Einen wunderschönen guten Tag an alle, die auf diese Aktion stoßen.
Ich bin Wiebke, 26 Jahre alt und komme aus Norddeutschland. Seit meiner Kindheit leide ich unter einer Sozialphobie und einer Depression.
Beide Erkrankungen wurden durch Mobbing ausgelöst und schränken mich im Alltag sehr ein. Besonders die Sozialphobie.

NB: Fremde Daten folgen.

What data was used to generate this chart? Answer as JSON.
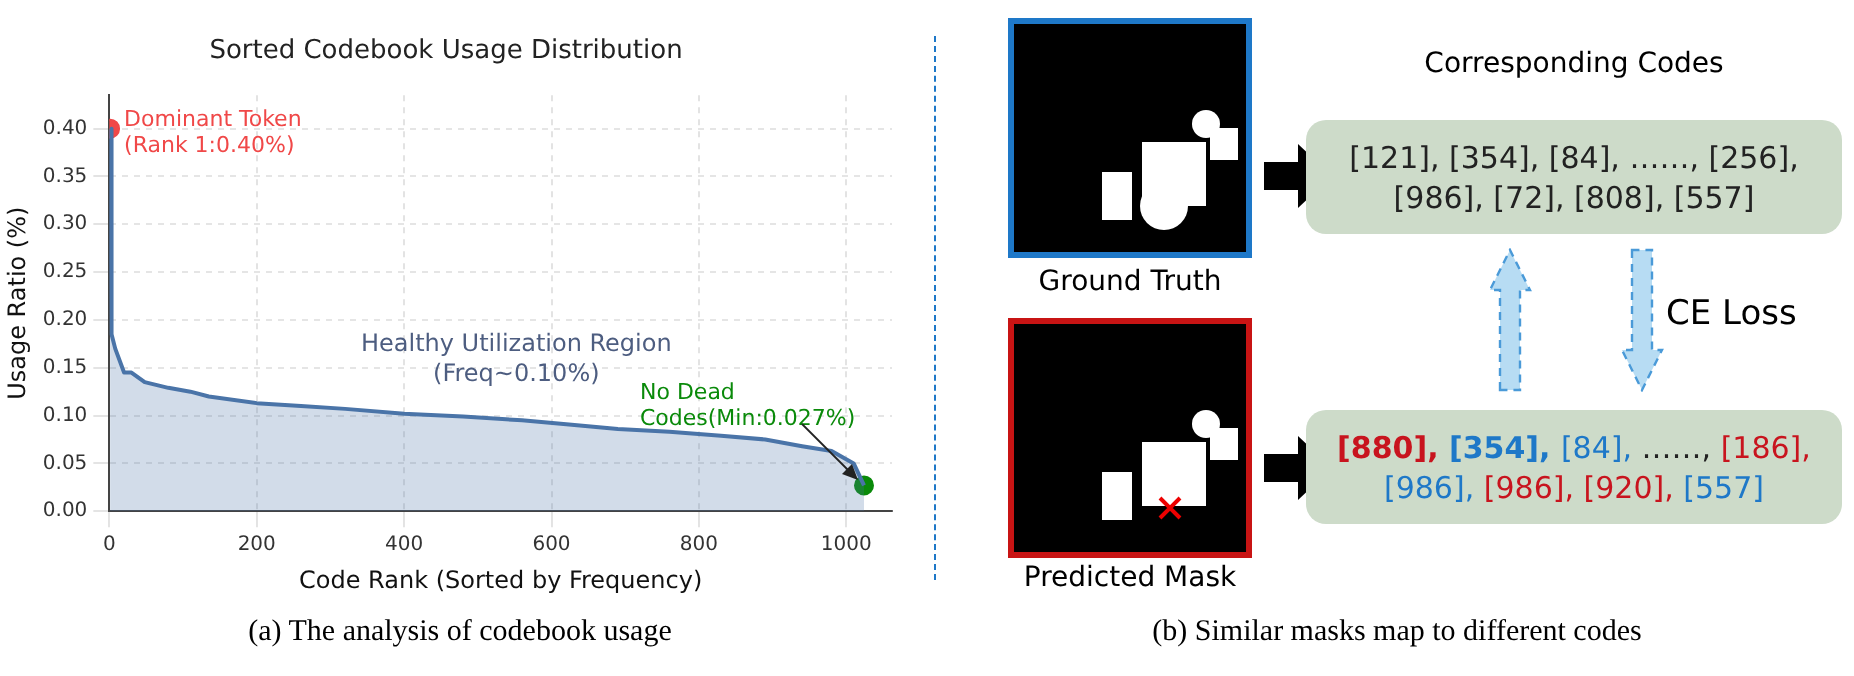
{
  "chart_data": [
    {
      "type": "area",
      "title": "Sorted Codebook Usage Distribution",
      "xlabel": "Code Rank (Sorted by Frequency)",
      "ylabel": "Usage Ratio (%)",
      "xlim": [
        0,
        1062
      ],
      "xticks": [
        0,
        200,
        400,
        600,
        800,
        1000
      ],
      "ylim": [
        0,
        0.435
      ],
      "yticks": [
        {
          "value": 0,
          "label": "0.00"
        },
        0.05,
        {
          "value": 0.1,
          "label": "0.10"
        },
        0.15,
        {
          "value": 0.2,
          "label": "0.20"
        },
        0.25,
        {
          "value": 0.3,
          "label": "0.30"
        },
        0.35,
        {
          "value": 0.4,
          "label": "0.40"
        }
      ],
      "grid": true,
      "series": [
        {
          "color": "#4a74a8",
          "x": [
            1,
            3,
            8,
            20,
            30,
            48,
            80,
            110,
            135,
            200,
            260,
            320,
            400,
            480,
            560,
            620,
            690,
            760,
            830,
            890,
            940,
            980,
            1010,
            1024
          ],
          "values": [
            0.4,
            0.185,
            0.17,
            0.145,
            0.145,
            0.135,
            0.129,
            0.125,
            0.12,
            0.113,
            0.11,
            0.107,
            0.102,
            0.099,
            0.095,
            0.091,
            0.086,
            0.083,
            0.079,
            0.075,
            0.068,
            0.063,
            0.05,
            0.027
          ]
        },
        {
          "type": "scatter",
          "color": "#f04848",
          "x": [
            1
          ],
          "values": [
            0.4
          ]
        },
        {
          "type": "scatter",
          "color": "#0a8a0a",
          "x": [
            1024
          ],
          "values": [
            0.027
          ]
        }
      ],
      "annotations": [
        {
          "text": "Dominant Token\n(Rank 1:0.40%)",
          "x": 1,
          "y": 0.4
        },
        "Healthy Utilization Region\n(Freq~0.10%)",
        {
          "text": "No Dead\nCodes(Min:0.027%)",
          "x": 1024,
          "y": 0.027
        },
        "(a) The analysis of codebook usage"
      ]
    },
    {
      "type": "other",
      "title": "Corresponding Codes",
      "annotations": [
        "[121], [354], [84], ……, [256], [986], [72], [808], [557]",
        "[880], [354], [84], ……, [186], [986], [986], [920], [557]",
        "Ground Truth",
        "Predicted Mask",
        "CE Loss",
        "(b) Similar masks map to different codes"
      ],
      "colors": [
        "#c8141e",
        "#1e78c8",
        "#1e78c8",
        "#222222",
        "#c8141e",
        "#1e78c8",
        "#c8141e",
        "#c8141e",
        "#1e78c8"
      ]
    }
  ]
}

Die Symptome der Sozialphobie reichen von Herzrasen, Atemnot, schwitzen, Übelkeit, Harndrang über Panikattacken bis hin zur Vermeidung sozialer Situationen. Dadurch ist es mir schwer bis unmöglich alleine öffentliche Verkehrsmittel zu verwenden, einkaufen zu gehen und Ämter-/Arzttermine wahrzunehmen. Aus diesem Grund wurde ich mittlerweile für arbeitsunfähig erklärt.
Da sich unser Familienhund stets positiv ausgewirkt hat und mir in sozialen Situationen die Sicherheit gab, die ich brauche, bin ich nach langen Recherchen auf den Assistenzhund gestoßen.
Dabei wird ein Hund speziell auf die Krankheitsbilder seines Halters ausgebildet. Nach der Ausbildung hat er die Aufgabe die Benachteiligung seines Halters auszugleichen, damit dieser ein möglichst selbstständiges Leben führen kann.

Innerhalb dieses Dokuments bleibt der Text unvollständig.